Making boxplot with custom statistical values for the boxes
We will see here how to draw boxplots, using Matplotlib, when we have a set of values that represent the box statistics, such as median, mean, minimum, maximum, first quartile, and third quartile.
In some case we may also have confidence interval of the median values.
We will use the .bxp
attribute of the plot axes in
pyplot.subplots
.
We begin first by importing the necessary packages to draw the
boxplots, namely, NumPy
and Matplotlib
.
import numpy as np
import matplotlib.pyplot as plt
The data
Let’s take an example of a data.
Show in the table below is the data which can be read from a
excel
or csv
file into a pandas dataframe
(df
).
df
|
label | whislo | q1 | med | mean | q3 | whishi | cilo | cihi |
---|---|---|---|---|---|---|---|---|---|
0 | A | 8 | 26 | 56 | 49 | 96 | 116 | 54 | 62 |
1 | B | 7 | 21 | 53 | 45 | 96 | 122 | 51 | 59 |
2 | C | 10 | 22 | 57 | 54 | 101 | 120 | 55 | 63 |
3 | D | 9 | 26 | 54 | 50 | 98 | 116 | 52 | 60 |
Convert data into list of dictionaries
For making the plot, we need to convert this data into a list
of dictionaries. So, in this list each dictionary will contain
data about one boxplot as a key:value
pair.
The keys of this dictionary are:
['label', 'med', 'q1', 'q3', 'whislo', 'whishi', 'mean', 'cilo', 'cihi', 'fliers']
The keys fliers
is for any outliers you want to
represent as data-points in the plot. In our example, there is no column
called fliers. So we will first create one. All the values in this
column would be an empty list.
df['fliers'] = [[],[],[],[]]
The dataframe can then be converted to “list of dictionaries” using
df.to_dict()
function.
dataset = df.to_dict(orient='records')
As we have four values for each statistic, we will be having four
dictionaries in the dataset
.
Below is how one of the dictionaries looks like.
dataset[0]
{'label': 'A',
'whislo': 8,
'q1': 26,
'med': 56,
'mean': 49,
'q3': 96,
'whishi': 116,
'cilo': 54,
'cihi': 62,
'fliers': []}
Simple boxplot with default settings
Now we are ready to plot the boxplots. Below is how to plot it with default parameters.
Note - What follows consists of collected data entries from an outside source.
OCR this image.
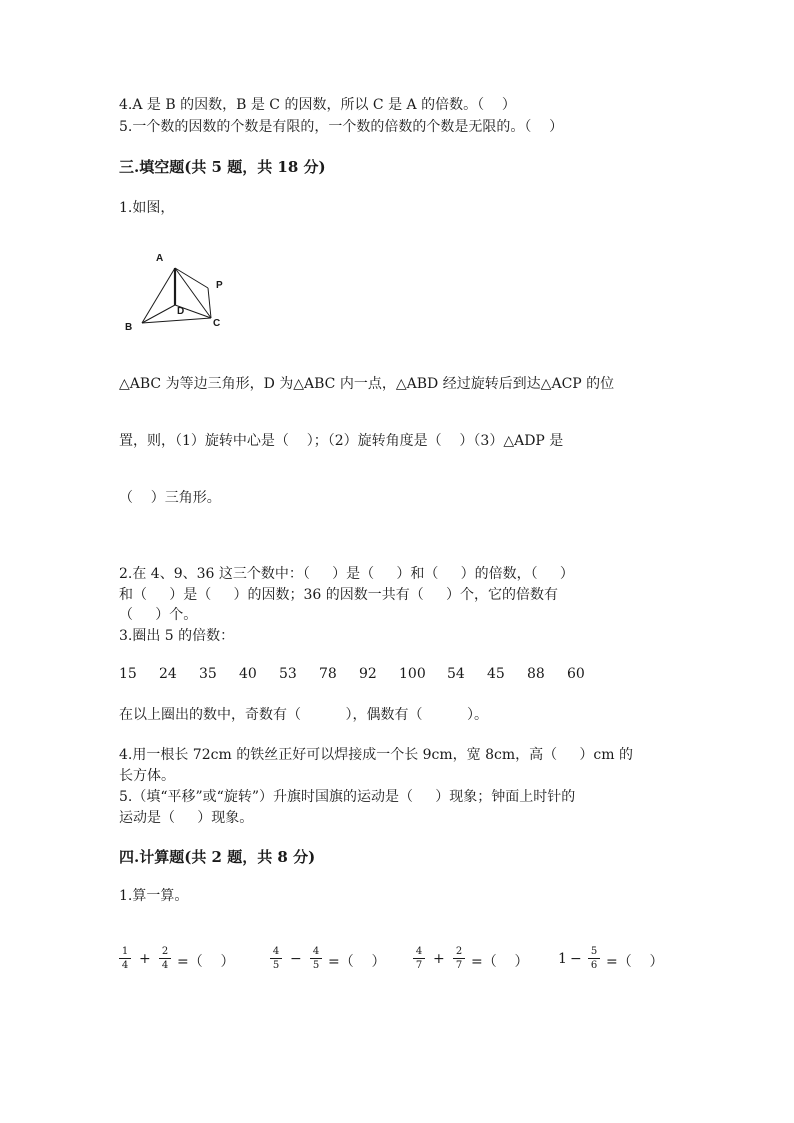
4.A 是 B 的因数，B 是 C 的因数，所以 C 是 A 的倍数。（    ）
5.一个数的因数的个数是有限的，一个数的倍数的个数是无限的。（    ）
三.填空题(共 5 题，共 18 分)
1.如图，
A
B	C
D
P
△ABC 为等边三角形，D 为△ABC 内一点，△ABD 经过旋转后到达△ACP 的位
置，则，（1）旋转中心是（    ）；（2）旋转角度是（    ）（3）△ADP 是
（    ）三角形。
2.在 4、9、36 这三个数中：（     ）是（     ）和（     ）的倍数，（     ）
和（     ）是（     ）的因数；36 的因数一共有（     ）个，它的倍数有
（     ）个。
3.圈出 5 的倍数：
15 24 35 40 53 78 92 100 54 45 88 60
在以上圈出的数中，奇数有（          ），偶数有（          ）。
4.用一根长 72cm 的铁丝正好可以焊接成一个长 9cm，宽 8cm，高（     ）cm 的
长方体。
5.（填“平移”或“旋转”）升旗时国旗的运动是（     ）现象；钟面上时针的
运动是（     ）现象。
四.计算题(共 2 题，共 8 分)
1.算一算。
$\frac{1}{4} + \frac{2}{4}$ =（    ）	$\frac{4}{5} - \frac{4}{5}$ =（    ）	$\frac{4}{7} + \frac{2}{7}$ =（    ） $1 - \frac{5}{6}$ =（    ）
fig, ax = plt.subplots(1,1, figsize=(5,5))
ax.bxp(dataset)
plt.show()
Customizing the boxplot
To this simple boxplot, we can add other details from the data such as: - show the confidence intervals of the median - show mean values - colour the boxplot
The following code shows these examples in different plots.
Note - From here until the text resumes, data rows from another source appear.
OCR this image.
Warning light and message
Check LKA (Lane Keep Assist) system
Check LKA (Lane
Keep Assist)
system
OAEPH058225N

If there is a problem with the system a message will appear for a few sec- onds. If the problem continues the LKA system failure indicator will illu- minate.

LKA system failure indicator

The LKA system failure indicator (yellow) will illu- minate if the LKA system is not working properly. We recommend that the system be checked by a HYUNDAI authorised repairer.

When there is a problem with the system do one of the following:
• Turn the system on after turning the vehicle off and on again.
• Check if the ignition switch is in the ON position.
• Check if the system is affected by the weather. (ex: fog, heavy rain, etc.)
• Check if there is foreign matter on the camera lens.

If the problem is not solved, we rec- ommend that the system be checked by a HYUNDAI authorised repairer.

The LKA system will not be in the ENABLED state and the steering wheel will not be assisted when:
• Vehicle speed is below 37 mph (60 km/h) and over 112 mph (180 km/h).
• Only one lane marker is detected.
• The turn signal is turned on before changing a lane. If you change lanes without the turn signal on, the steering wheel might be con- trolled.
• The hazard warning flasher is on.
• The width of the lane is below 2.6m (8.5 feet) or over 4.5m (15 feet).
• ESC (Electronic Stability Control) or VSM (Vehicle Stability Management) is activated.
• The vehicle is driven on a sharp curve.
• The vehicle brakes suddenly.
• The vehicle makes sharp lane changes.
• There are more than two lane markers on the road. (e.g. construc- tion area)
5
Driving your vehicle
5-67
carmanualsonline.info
fig, ax = plt.subplots(2,2, figsize=(10,10))
bx1 = ax[0,0].bxp(dataset)
ax[0,0].set_title('default')
bx2 = ax[0,1].bxp(dataset,
shownotches=True) #
ax[0,1].set_title('with median CI notches')
bx3 = ax[1,0].bxp(dataset,
shownotches=True,
showmeans=True)
ax[1,0].set_title('with means shown')
bx4 = ax[1,1].bxp(dataset,
shownotches=True,
showmeans=True,
patch_artist=True,
boxprops={'facecolor': '#f7bd98'})
ax[1,1].set_title('with coloured boxes')
plt.show()
In addition to this, we can customize how the box, whisker and median
line properties using boxprops
, whiskerprops
,
and medianprops
in the arguments respectively. But in this
post, I will leave it here.